Well-Being Week Daily Schedule
THURSDAY: May 8, 2025
Connect
Social Well-Being
Building connection, belonging, and a reliable support network. Contributing to our groups and communities.
Social Prescription 1
Share a Meal with Someone Today
Connect with people over food today. It can be as simple as coffee with a colleague or as celebratory as a fun team dinner.
- Today’s “social prescription” builds on the U.S. Surgeon General’s Recipes for Connection campaign, which highlights the power of connecting at mealtime in combating loneliness. It also draws on a global survey by Gallup finding that people who regularly eat meals with others are happier.
- Can one meal solve loneliness? No. But it can be a meaningful first step toward deepening relationships, building belonging, and strengthening well-being—both individually and across the profession.
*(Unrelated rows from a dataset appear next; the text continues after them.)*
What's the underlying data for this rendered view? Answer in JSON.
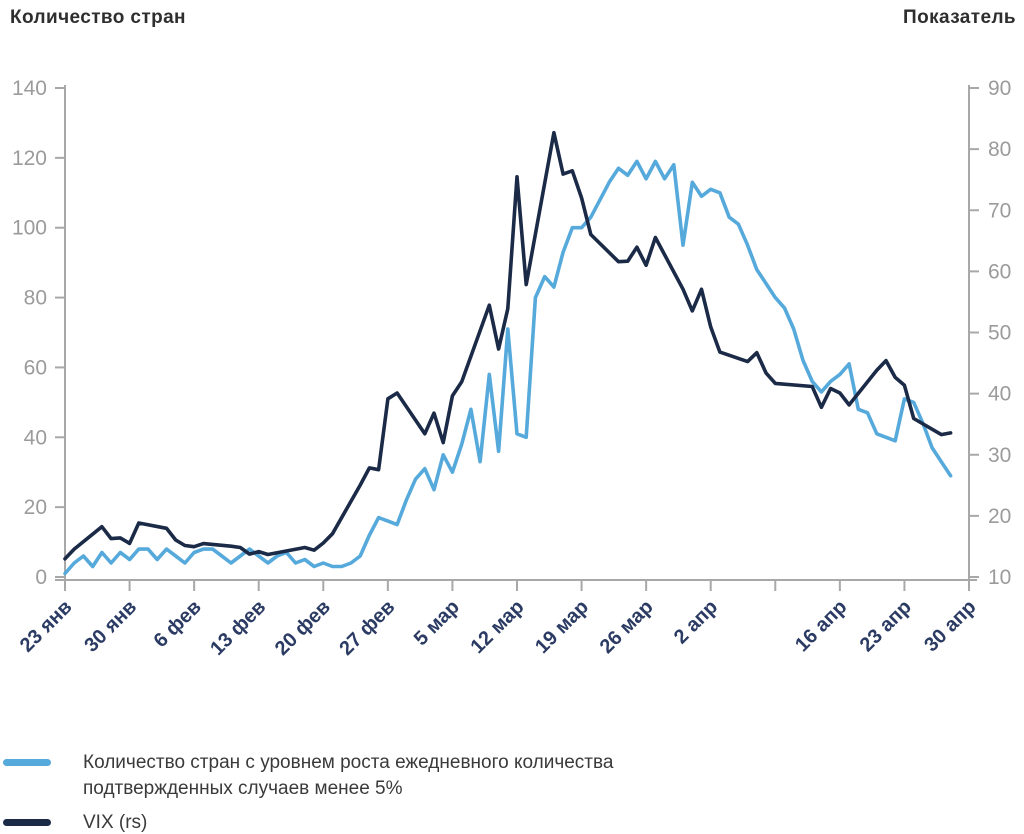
{
  "chart_data": {
    "type": "line",
    "title": "",
    "left_axis": {
      "title": "Количество стран",
      "min": 0,
      "max": 140,
      "tick_step": 20,
      "tick_labels": [
        "0",
        "20",
        "40",
        "60",
        "80",
        "100",
        "120",
        "140"
      ]
    },
    "right_axis": {
      "title": "Показатель",
      "min": 10,
      "max": 90,
      "tick_step": 10,
      "tick_labels": [
        "10",
        "20",
        "30",
        "40",
        "50",
        "60",
        "70",
        "80",
        "90"
      ]
    },
    "x_axis": {
      "total_days": 98,
      "tick_interval_days": 7,
      "tick_labels": [
        "23 янв",
        "30 янв",
        "6 фев",
        "13 фев",
        "20 фев",
        "27 фев",
        "5 мар",
        "12 мар",
        "19 мар",
        "26 мар",
        "2 апр",
        "",
        "16 апр",
        "23 апр",
        "30 апр"
      ]
    },
    "grid": false,
    "axis_color": "#a8a8a8",
    "y_tick_label_color": "#9b9b9b",
    "date_label_color": "#2b3b63",
    "series": [
      {
        "name": "Количество стран с уровнем роста ежедневного количества подтвержденных случаев менее 5%",
        "axis": "left",
        "color": "#56a9db",
        "points": [
          [
            0,
            1
          ],
          [
            1,
            4
          ],
          [
            2,
            6
          ],
          [
            3,
            3
          ],
          [
            4,
            7
          ],
          [
            5,
            4
          ],
          [
            6,
            7
          ],
          [
            7,
            5
          ],
          [
            8,
            8
          ],
          [
            9,
            8
          ],
          [
            10,
            5
          ],
          [
            11,
            8
          ],
          [
            12,
            6
          ],
          [
            13,
            4
          ],
          [
            14,
            7
          ],
          [
            15,
            8
          ],
          [
            16,
            8
          ],
          [
            17,
            6
          ],
          [
            18,
            4
          ],
          [
            19,
            6
          ],
          [
            20,
            8
          ],
          [
            21,
            6
          ],
          [
            22,
            4
          ],
          [
            23,
            6
          ],
          [
            24,
            7
          ],
          [
            25,
            4
          ],
          [
            26,
            5
          ],
          [
            27,
            3
          ],
          [
            28,
            4
          ],
          [
            29,
            3
          ],
          [
            30,
            3
          ],
          [
            31,
            4
          ],
          [
            32,
            6
          ],
          [
            33,
            12
          ],
          [
            34,
            17
          ],
          [
            35,
            16
          ],
          [
            36,
            15
          ],
          [
            37,
            22
          ],
          [
            38,
            28
          ],
          [
            39,
            31
          ],
          [
            40,
            25
          ],
          [
            41,
            35
          ],
          [
            42,
            30
          ],
          [
            43,
            38
          ],
          [
            44,
            48
          ],
          [
            45,
            33
          ],
          [
            46,
            58
          ],
          [
            47,
            36
          ],
          [
            48,
            71
          ],
          [
            49,
            41
          ],
          [
            50,
            40
          ],
          [
            51,
            80
          ],
          [
            52,
            86
          ],
          [
            53,
            83
          ],
          [
            54,
            93
          ],
          [
            55,
            100
          ],
          [
            56,
            100
          ],
          [
            57,
            103
          ],
          [
            58,
            108
          ],
          [
            59,
            113
          ],
          [
            60,
            117
          ],
          [
            61,
            115
          ],
          [
            62,
            119
          ],
          [
            63,
            114
          ],
          [
            64,
            119
          ],
          [
            65,
            114
          ],
          [
            66,
            118
          ],
          [
            67,
            95
          ],
          [
            68,
            113
          ],
          [
            69,
            109
          ],
          [
            70,
            111
          ],
          [
            71,
            110
          ],
          [
            72,
            103
          ],
          [
            73,
            101
          ],
          [
            74,
            95
          ],
          [
            75,
            88
          ],
          [
            76,
            84
          ],
          [
            77,
            80
          ],
          [
            78,
            77
          ],
          [
            79,
            71
          ],
          [
            80,
            62
          ],
          [
            81,
            56
          ],
          [
            82,
            53
          ],
          [
            83,
            56
          ],
          [
            84,
            58
          ],
          [
            85,
            61
          ],
          [
            86,
            48
          ],
          [
            87,
            47
          ],
          [
            88,
            41
          ],
          [
            89,
            40
          ],
          [
            90,
            39
          ],
          [
            91,
            51
          ],
          [
            92,
            50
          ],
          [
            93,
            44
          ],
          [
            94,
            37
          ],
          [
            95,
            33
          ],
          [
            96,
            29
          ]
        ]
      },
      {
        "name": "VIX (rs)",
        "axis": "right",
        "color": "#1b2a47",
        "points": [
          [
            0,
            12.98
          ],
          [
            1,
            14.56
          ],
          [
            4,
            18.23
          ],
          [
            5,
            16.28
          ],
          [
            6,
            16.39
          ],
          [
            7,
            15.49
          ],
          [
            8,
            18.84
          ],
          [
            11,
            17.97
          ],
          [
            12,
            16.05
          ],
          [
            13,
            15.15
          ],
          [
            14,
            14.96
          ],
          [
            15,
            15.47
          ],
          [
            18,
            15.04
          ],
          [
            19,
            14.83
          ],
          [
            20,
            13.74
          ],
          [
            21,
            14.15
          ],
          [
            22,
            13.68
          ],
          [
            26,
            14.83
          ],
          [
            27,
            14.38
          ],
          [
            28,
            15.56
          ],
          [
            29,
            17.08
          ],
          [
            32,
            25.03
          ],
          [
            33,
            27.85
          ],
          [
            34,
            27.56
          ],
          [
            35,
            39.16
          ],
          [
            36,
            40.11
          ],
          [
            39,
            33.42
          ],
          [
            40,
            36.82
          ],
          [
            41,
            31.99
          ],
          [
            42,
            39.62
          ],
          [
            43,
            41.94
          ],
          [
            46,
            54.46
          ],
          [
            47,
            47.3
          ],
          [
            48,
            53.9
          ],
          [
            49,
            75.47
          ],
          [
            50,
            57.83
          ],
          [
            53,
            82.69
          ],
          [
            54,
            75.91
          ],
          [
            55,
            76.45
          ],
          [
            56,
            72.0
          ],
          [
            57,
            66.04
          ],
          [
            60,
            61.59
          ],
          [
            61,
            61.67
          ],
          [
            62,
            63.95
          ],
          [
            63,
            61.0
          ],
          [
            64,
            65.54
          ],
          [
            67,
            57.08
          ],
          [
            68,
            53.54
          ],
          [
            69,
            57.06
          ],
          [
            70,
            50.91
          ],
          [
            71,
            46.8
          ],
          [
            74,
            45.24
          ],
          [
            75,
            46.7
          ],
          [
            76,
            43.35
          ],
          [
            77,
            41.67
          ],
          [
            81,
            41.17
          ],
          [
            82,
            37.76
          ],
          [
            83,
            40.84
          ],
          [
            84,
            40.11
          ],
          [
            85,
            38.15
          ],
          [
            88,
            43.83
          ],
          [
            89,
            45.41
          ],
          [
            90,
            42.66
          ],
          [
            91,
            41.38
          ],
          [
            92,
            35.93
          ],
          [
            95,
            33.29
          ],
          [
            96,
            33.57
          ]
        ]
      }
    ]
  },
  "legend": {
    "items": [
      {
        "label": "Количество стран с уровнем роста ежедневного количества\nподтвержденных случаев менее 5%",
        "color": "#56a9db"
      },
      {
        "label": "VIX (rs)",
        "color": "#1b2a47"
      }
    ]
  }
}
- Resources to help you plan a meaningful gathering are available under the “Recipes for Connection Resources” tab on the WWIL website.
Social Prescription 2
Send a Quick Gratitude Note to Tell Others They Matter
Take a few moments today to show others that they matter, are valued, and belong.
We suggest sending 3 notes of appreciation to colleagues, clients, friends, or family members. To make it easy, you can use IWIL’s free e-message tool:
- A loneliness epidemic has hit American workplaces. Chronic loneliness is related to poor mental health and workplace functioning and is a clear barrier to team thriving.
- Attention has focused on employees being alone at home as a main cause of rising loneliness. But workplace loneliness is not about being alone but about feeling unseen, unheard, and insignificant.
- Feeling a sense of belonging and that one matters is the opposite of feeling lonely. It flows from feeling accepted, included, respected, and contributing to our work and workplaces.
- Feeling and expressing gratitude to others also can benefit you. It can help protect and promote your own physical and psychological health and strengthen your relationships at work and at home.
- For more information and ideas about gratitude, see this brief article How Gratitude Makes You Happier. For ideas about everyday acts of kindness to help people feel they matter, see the Acts of Kindness Guide.
Social Prescription 3
Connect With Others Across Difference: Seek Discomfort for Personal Growth
When confronted with perspectives that conflict with your own, don’t bail out: Recognize that your feelings of discomfort are a sign of personal growth.
- The quality of our relationships suffers when we avoid people with whom we think we disagree, close our minds to different perspectives, or bail out of conversations at the first sign of conflict.
- A new study (summarized by Greater Good Magazine) has identified a mental habit that can improve our resilience: Reframing our discomfort as a sign of growth.
- In the study, all participants engaged in stressful activities—such as journaling about difficult topics or reading challenging information about COVID or gun violence from a news source they wouldn’t usually read.
- Some participants were told that their goal was to feel uncomfortable, awkward, nervous, anxious, or even upset. They were asked to push past their comfort zone and know that feeling uncomfortable is a sign that the activity is working.
- The study found that, across activities, participants asked to positively reframe discomfort felt more engaged and motivated to persist.
- According to a study author: “Growing is often uncomfortable; we found that embracing discomfort can be motivating. People should seek the discomfort inherent in growth as a sign of progress instead of avoiding it.”
- The study suggests that we “might be judging normal human experiences like nervousness, stress, and discomfort too harshly. While our inclination might be to avoid them, they seem to be part of becoming better people and living a rich life.”